Le malvagità del capitalismo cominciano con un foglio di excel e una lista di licenziati.
Fabrizio Caramagna
No Other Choice si presenta come il tentativo di
Park Chan-wook di coniugare satira sociale e intrattenimento, ma il risultato è un’opera che resta sospesa in una terra di nessuno, incapace sia di divertire sia di incidere davvero. Dalla penna visionaria dell’autore di
Old Boy che aveva dato forma alla ferocia poetica della
Trilogia della vendetta ci si sarebbe aspettati uno sguardo spietato, complesso e radicale; invece qui emerge soltanto un gesto manieristico, una caricatura che non graffia.

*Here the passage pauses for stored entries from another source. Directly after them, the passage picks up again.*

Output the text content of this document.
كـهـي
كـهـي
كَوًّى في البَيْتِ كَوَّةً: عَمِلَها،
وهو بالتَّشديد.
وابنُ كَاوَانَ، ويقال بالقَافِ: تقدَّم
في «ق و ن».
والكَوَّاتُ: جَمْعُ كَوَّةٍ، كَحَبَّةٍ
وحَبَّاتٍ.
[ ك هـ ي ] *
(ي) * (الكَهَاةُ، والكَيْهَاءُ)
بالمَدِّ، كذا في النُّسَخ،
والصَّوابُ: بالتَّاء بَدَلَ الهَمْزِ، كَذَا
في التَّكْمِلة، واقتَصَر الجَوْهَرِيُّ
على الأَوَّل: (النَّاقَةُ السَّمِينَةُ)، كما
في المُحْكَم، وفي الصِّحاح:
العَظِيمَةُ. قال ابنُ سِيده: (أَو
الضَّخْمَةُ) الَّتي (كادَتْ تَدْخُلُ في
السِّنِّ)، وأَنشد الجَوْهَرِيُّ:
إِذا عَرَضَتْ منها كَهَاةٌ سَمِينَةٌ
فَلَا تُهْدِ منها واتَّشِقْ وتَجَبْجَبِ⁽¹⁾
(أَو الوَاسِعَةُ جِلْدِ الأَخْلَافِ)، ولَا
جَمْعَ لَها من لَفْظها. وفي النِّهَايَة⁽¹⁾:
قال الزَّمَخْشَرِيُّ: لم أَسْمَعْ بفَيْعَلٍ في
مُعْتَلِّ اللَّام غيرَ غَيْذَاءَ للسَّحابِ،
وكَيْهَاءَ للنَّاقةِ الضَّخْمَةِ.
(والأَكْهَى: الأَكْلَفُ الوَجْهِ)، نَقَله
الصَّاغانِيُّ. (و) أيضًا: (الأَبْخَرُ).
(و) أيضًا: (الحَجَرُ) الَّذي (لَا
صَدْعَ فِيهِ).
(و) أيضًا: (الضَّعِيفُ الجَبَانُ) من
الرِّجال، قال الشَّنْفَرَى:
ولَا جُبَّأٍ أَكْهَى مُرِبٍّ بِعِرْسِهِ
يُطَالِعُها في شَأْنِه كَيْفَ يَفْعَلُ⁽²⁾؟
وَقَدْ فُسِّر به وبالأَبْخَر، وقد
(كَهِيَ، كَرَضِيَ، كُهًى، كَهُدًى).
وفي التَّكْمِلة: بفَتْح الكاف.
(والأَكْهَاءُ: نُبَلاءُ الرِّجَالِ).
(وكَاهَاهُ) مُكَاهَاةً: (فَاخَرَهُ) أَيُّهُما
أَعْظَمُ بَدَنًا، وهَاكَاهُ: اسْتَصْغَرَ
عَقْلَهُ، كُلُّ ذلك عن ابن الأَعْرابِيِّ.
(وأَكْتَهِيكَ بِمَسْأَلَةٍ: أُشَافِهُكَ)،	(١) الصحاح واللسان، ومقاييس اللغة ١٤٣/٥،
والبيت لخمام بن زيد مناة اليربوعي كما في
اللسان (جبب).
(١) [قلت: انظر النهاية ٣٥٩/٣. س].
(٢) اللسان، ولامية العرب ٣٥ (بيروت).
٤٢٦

Il film sembra voler parlare della precarietà del lavoro, dell’ossessione contemporanea per la competizione, del corpo e dell’identità sacrificati sull’altare del profitto. Ma la metafora si consuma presto, lasciando spazio a un umorismo grottesco che non ha mai il coraggio di spingersi fino in fondo. Le sequenze pensate per essere ironiche si diluiscono in gag prevedibili, incapaci di generare riso autentico o riflessione profonda. Il ridicolo si ferma sulla superficie, non tocca mai quell’abisso esistenziale che trasforma la satira in tragedia.
Il protagonista, dipinto come vittima e carnefice insieme, non suscita né empatia né orrore: resta un pupazzo tragico che si muove dentro una scenografia accurata ma sterile. La messa in scena, impeccabile come sempre nel cinema di Park, diventa qui un guscio estetico che non riesce a nascondere la fragilità della scrittura. È un esercizio di stile che manca di carne, di dolore, di necessità.
Il confronto con Il cacciatore di teste di Costa-Gavras è inevitabile: là dove il regista greco riusciva a raccontare con lucidità feroce la spietatezza del mondo del lavoro e l’alienazione dell’uomo ridotto a ingranaggio, Park sembra limitarsi a un gioco visivo privo di reale mordente. L’originale resta nettamente superiore, perché unisce chiarezza politica e tensione morale, senza rifugiarsi in un’ironia svuotata.
Alla fine, No Other Choice lascia lo spettatore in una zona grigia di indifferenza: non scuote, non diverte, non ferisce. È un film che tenta la leggerezza ma inciampa, un’opera che, invece di attraversare l’abisso del presente, si accontenta di disegnare maschere senza sangue. Dal genio che ci aveva consegnato visioni indimenticabili sulla vendetta, questo passo falso pesa ancora di più; grottesco e black comedy, senza il mordente che ne giustifichi l’irriverenza.
Il capitalismo corre sempre il rischio di ispirare gli uomini ad essere più interessati a guadagnarsi da vivere che a vivere.